一方、フォトインタラプタがONとなっている右側のループセンサ10Rに対応する加圧ローラ22の右側の領域はそのままの温度を維持する。
これにより、発熱ブロックの設定温度を上げた加圧ローラ22の左側の領域は、設定温度を下げていない加圧ローラの右側の領域に対して外径が大きくなる。このため、記録材Pの幅方向Yにおいて、加圧ローラ22による記録材Pの定着速度は、加圧ローラの右側の領域と左側の領域で差が生じる。つまり、発熱ブロックの設定温度を上げた加圧ローラ22の左側の領域の方が定着速度が速くなる。
発熱ブロックの設定温度を上げた加圧ローラ22の右側の領域は、定着速度が速くなることで、二次転写部Mと定着装置12間の記録材Pのループ量が減少する。これによって、左右のループ量の差が小さくなり、片ループが解消される。
尚、記録材Pのループ量は、中央のループセンサ10Cによる、モータ27の速度制御により適正に保つことができる。また、設定温度を上げる量は、温度上昇によるホットオフセットが発生しない範囲で決める必要がある。
以上のように、本実施例の画像形成装置100は、記録材Pの幅方向において、左右のループセンサ10L,10Rの検知結果が異なる場合に、ループ量が少ない側の発熱ブロックの設定温度を下げる。これにより、片ループを解消することができる。よって、実施例1と同様の効果を得ることができる。
[変形例]
上述した実施例では、板状のヒータを用いたフィルム加熱方式の定着装置を用いたが、定着装置はこれに限らない。例えば、電磁誘導加熱方式の定着装置でもよいし、ハロゲンヒータでフィルムを加熱する方式の定着装置を用いてもよい。
フィルムをハロゲンヒータで加熱する方式の定着装置においては、配向が異なる複数のハロゲンヒータをフィルム内面側に設ける。そして、それぞれのヒータへの通電デューティ比率を変更することにより、ヒータの記録材の幅方向における左側と右側の発熱分布に差を作ることが可能である。例えば、記録材の幅方向において、中央搬送基準から左側の発熱量が大きい配向特性を持ったハロゲンヒータと、中央搬送基準から右側の発熱量が大きい配向特性を持ったハロゲンヒータと、を有する。そして、それぞれのヒータへの電力供給量が同じ場合に、フラットな発熱分布が得られるような構成としてもよい。
このような構成においても、2本のヒータへの通電量を変えることで、ヒータの記録材の幅方向における左側と右側の発熱量に差を付けることができる。したがって、片ループが検知された場合、ループ量が小さい側の発熱量が小さくなるような発熱分布にすることで、片ループを解消することが可能となる。
また、電磁誘導加熱方式の定着装置を用いる場合でも本発明は適用可能である。
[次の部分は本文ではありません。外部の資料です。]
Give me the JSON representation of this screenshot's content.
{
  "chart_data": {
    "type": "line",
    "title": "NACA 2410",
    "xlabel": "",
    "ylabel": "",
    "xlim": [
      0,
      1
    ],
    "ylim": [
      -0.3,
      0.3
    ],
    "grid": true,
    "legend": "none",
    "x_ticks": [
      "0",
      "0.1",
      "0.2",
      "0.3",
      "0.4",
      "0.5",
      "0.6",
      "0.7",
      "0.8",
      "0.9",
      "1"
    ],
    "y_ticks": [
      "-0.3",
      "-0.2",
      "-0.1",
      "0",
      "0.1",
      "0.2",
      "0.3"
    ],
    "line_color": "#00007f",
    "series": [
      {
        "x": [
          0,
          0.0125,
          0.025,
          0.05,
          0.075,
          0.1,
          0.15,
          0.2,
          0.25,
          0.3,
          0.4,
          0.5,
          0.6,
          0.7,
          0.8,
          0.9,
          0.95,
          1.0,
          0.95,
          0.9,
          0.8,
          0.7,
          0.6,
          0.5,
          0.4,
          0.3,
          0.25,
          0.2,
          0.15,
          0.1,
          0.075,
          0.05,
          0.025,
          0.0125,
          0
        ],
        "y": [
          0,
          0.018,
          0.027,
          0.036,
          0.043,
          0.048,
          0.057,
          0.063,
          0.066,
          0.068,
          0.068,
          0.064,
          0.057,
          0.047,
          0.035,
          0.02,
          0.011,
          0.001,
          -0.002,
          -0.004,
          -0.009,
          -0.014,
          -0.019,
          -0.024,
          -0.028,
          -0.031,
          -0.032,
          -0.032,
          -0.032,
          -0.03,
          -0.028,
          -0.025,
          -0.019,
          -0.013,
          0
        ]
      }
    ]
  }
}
電磁誘導加熱方式とは、磁場の作用によって発熱する発熱層を有するフィルムの内側あるいは外側に励磁コイルを配置し、励磁コイルに通電することでフィルムを電磁誘導発熱させる方式のことである。この方式においても、記録材の幅方向に分割して励磁コイルを配置し、それぞれのコイルへの通電量を変えることで、フィルムの記録材の幅方向における左側と右側の発熱分布に差を作ることが可能である。例えば、記録材の幅方向で3分割するように3つの励磁コイルを配置し、3つの励磁コイルへの通電量を変えることで、フィルムの記録材の幅方向における左側と右側の発熱分布を変えることが可能である。